Currently, Tideng Medical has partnered with 14 Grade-A tertiary hospitals in provinces and municipalities including Hunan, Jiangxi, and Hebei. The number is expected to expand to 30 by 2018.


Finding New Paths to Accelerate Startups’ Entry into Hospitals


Although the company is still in its startup phase, “patient-centricity” and “enhancing user experience” are two phrases Tan Zongwei frequently emphasizes. He believes that Tideng Medical’s products have three major advantages:


First, in terms of operational model, whereas hospitals face pain points such as high investment, long implementation cycles, and difficult maintenance when building their own Wi-Fi infrastructure, Tideng Medical adopts an equipment leasing model to enter hospitals. Leveraging the existing infrastructure established by major telecom operators—China Mobile, China Unicom, and China Telecom—within hospitals, the operators charge the hospitals for the overall project construction, and Tideng Medical, in turn, charges the operators, thereby delivering services to hospitals and their respective departments.


Tan Zongwei presented a cost analysis to reporters, noting that large IT companies typically require a budget of approximately RMB 7–8 million to undertake the construction of hospital nursing information systems. This substantial financial commitment inadvertently prolongs the decision-making process for hospitals, with the implementation of such informatization projects usually taking two to three years.

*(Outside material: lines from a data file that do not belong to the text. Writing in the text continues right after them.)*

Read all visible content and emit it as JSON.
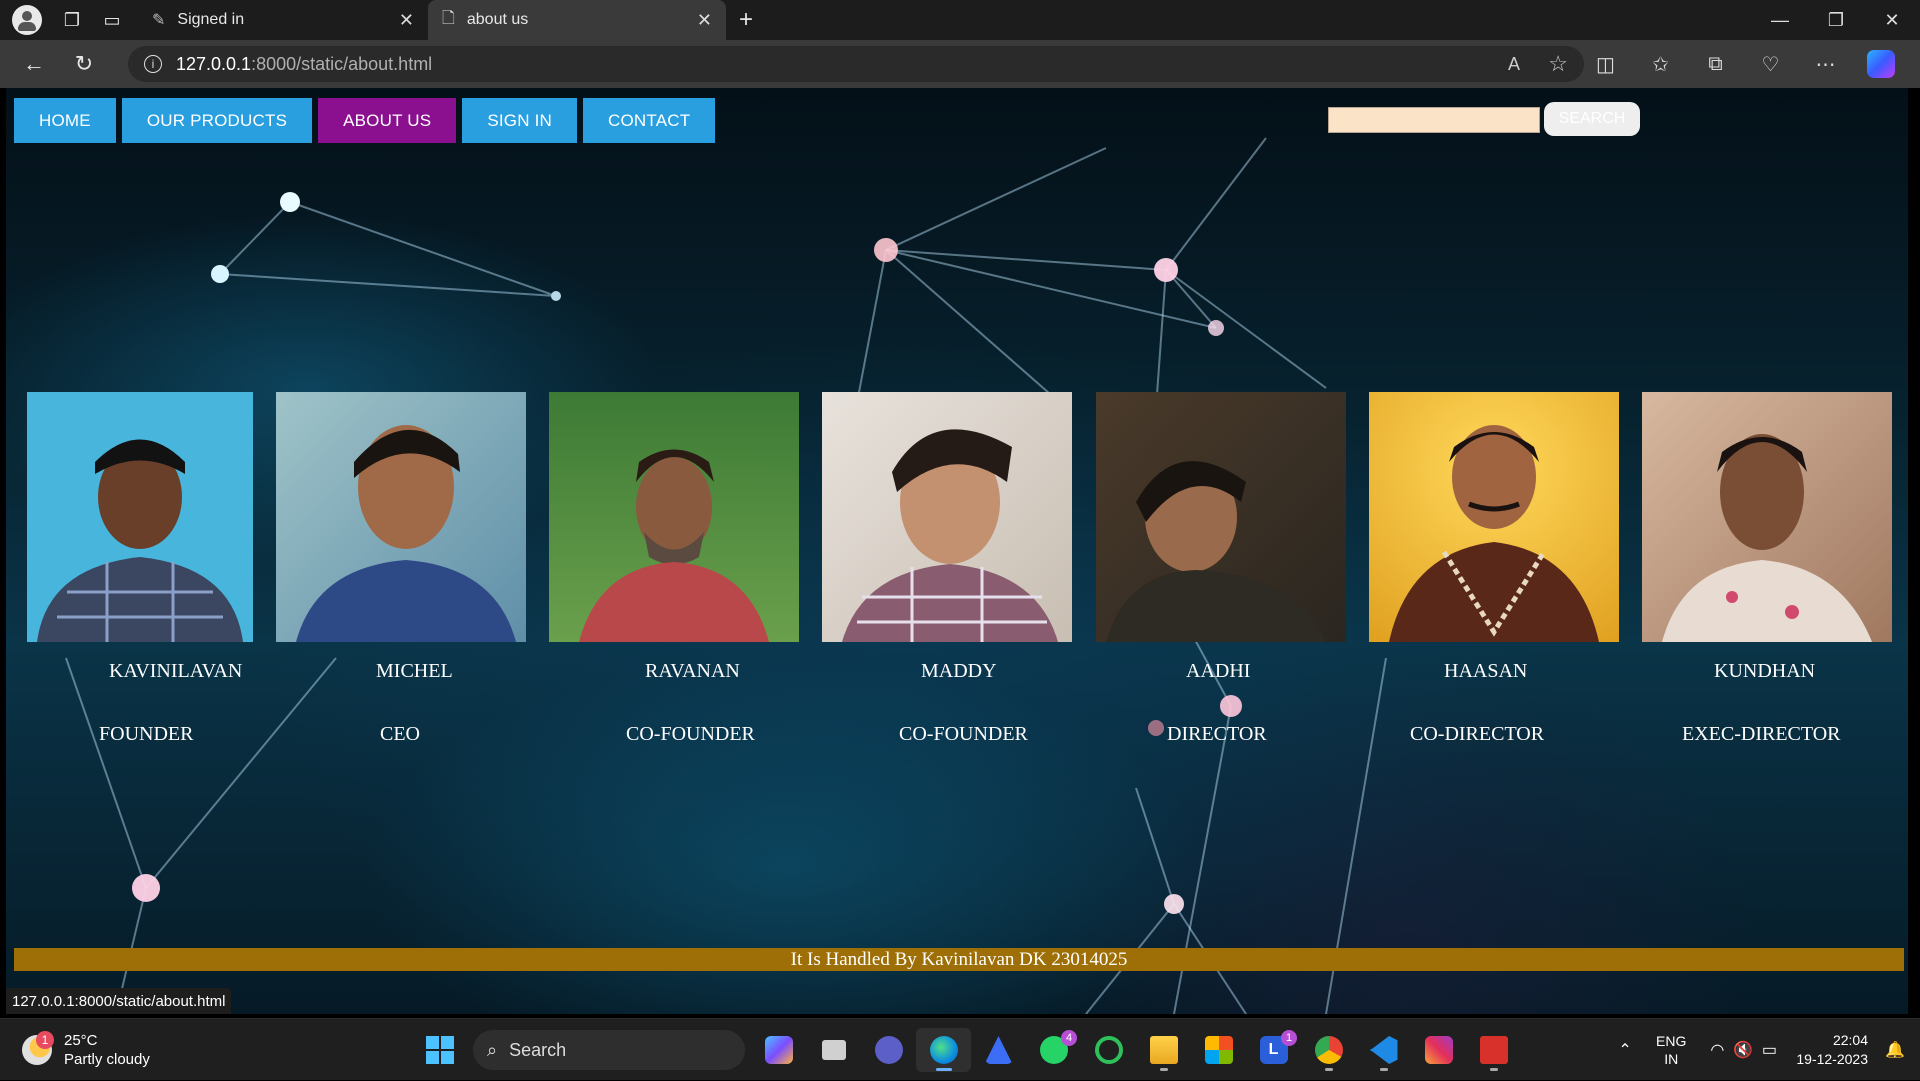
{
  "browser": {
    "tabs": [
      {
        "title": "Signed in",
        "active": false
      },
      {
        "title": "about us",
        "active": true
      }
    ],
    "address": {
      "host": "127.0.0.1",
      "rest": ":8000/static/about.html"
    },
    "status_url": "127.0.0.1:8000/static/about.html"
  },
  "nav": {
    "items": [
      {
        "label": "HOME",
        "active": false
      },
      {
        "label": "OUR PRODUCTS",
        "active": false
      },
      {
        "label": "ABOUT US",
        "active": true
      },
      {
        "label": "SIGN IN",
        "active": false
      },
      {
        "label": "CONTACT",
        "active": false
      }
    ],
    "search_placeholder": "",
    "search_button": "SEARCH"
  },
  "team": [
    {
      "name": "KAVINILAVAN",
      "role": "FOUNDER"
    },
    {
      "name": "MICHEL",
      "role": "CEO"
    },
    {
      "name": "RAVANAN",
      "role": "CO-FOUNDER"
    },
    {
      "name": "MADDY",
      "role": "CO-FOUNDER"
    },
    {
      "name": "AADHI",
      "role": "DIRECTOR"
    },
    {
      "name": "HAASAN",
      "role": "CO-DIRECTOR"
    },
    {
      "name": "KUNDHAN",
      "role": "EXEC-DIRECTOR"
    }
  ],
  "footer": {
    "text": "It Is Handled By Kavinilavan DK 23014025"
  },
  "taskbar": {
    "weather": {
      "temp": "25°C",
      "desc": "Partly cloudy",
      "badge": "1"
    },
    "search_label": "Search",
    "whatsapp_badge": "4",
    "l_badge": "1",
    "lang": [
      "ENG",
      "IN"
    ],
    "time": "22:04",
    "date": "19-12-2023"
  },
  "colors": {
    "nav_blue": "#2a9fe0",
    "nav_active": "#8a1090",
    "footer_bar": "#9e6f07"
  }
}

By entering hospitals through telecom carriers, the solution not only meets hospitals’ requirements for vendor brand reputation in informatization construction but also significantly shortens the decision-making cycle thanks to flexible equipment leasing models. “Each hospital pays over 100,000 RMB per month, which greatly reduces the complexity of their decision-making process. As a result, business development proceeds much faster than with traditional project implementation.”


Second, in terms of product experience, the comprehensive mobile design enables medical staff to monitor patients’ conditions anytime and anywhere, while allowing nurses to complete relevant medical documentation concurrently with their clinical duties. The system’s most significant highlight lies in its design for post-discharge follow-up, which enhances doctor-patient communication and reduces disputes without increasing the workload of medical personnel. “The integrated mobile platform addresses the challenge of low follow-up compliance rates after patient discharge.”


Furthermore, Tideng Medical has innovatively constructed China’s first nursing-based knowledge graph—a structured knowledge base featuring key annotation, semantic retrieval, and knowledge reasoning. By endowing the software with a “thinking brain,” it serves as an intelligent assistant for nurses, providing options for information entry to minimize time-consuming manual input.


Hospital information systems emphasize branding, but place even greater emphasis on individual user experience. In addition to traditional HIS giants, the nursing informatics market has seen the emergence of companies such as YiHui Technology, which have focused on IoT-enabled smart ward construction since around 2007. After nearly a decade of development, these brands have gradually gained recognition in the market.


Although the market is far from saturated, capturing a share of it is no easy feat, particularly for startups, for whom the “hospital wall” separating in-hospital and out-of-hospital settings appears especially “high.”


The primary challenges in implementing nursing informatics systems in hospitals lie in aligning product architectures with mobile workflows and reconciling them with the lengthy decision-making cycles typical of traditional hospital IT infrastructure projects. Amidst competition from established health IT vendors such as Yiwei Technology and Jingyi Co., startups must increasingly focus on carving out their own niche in what was once a blue ocean market but now has emerging leaders.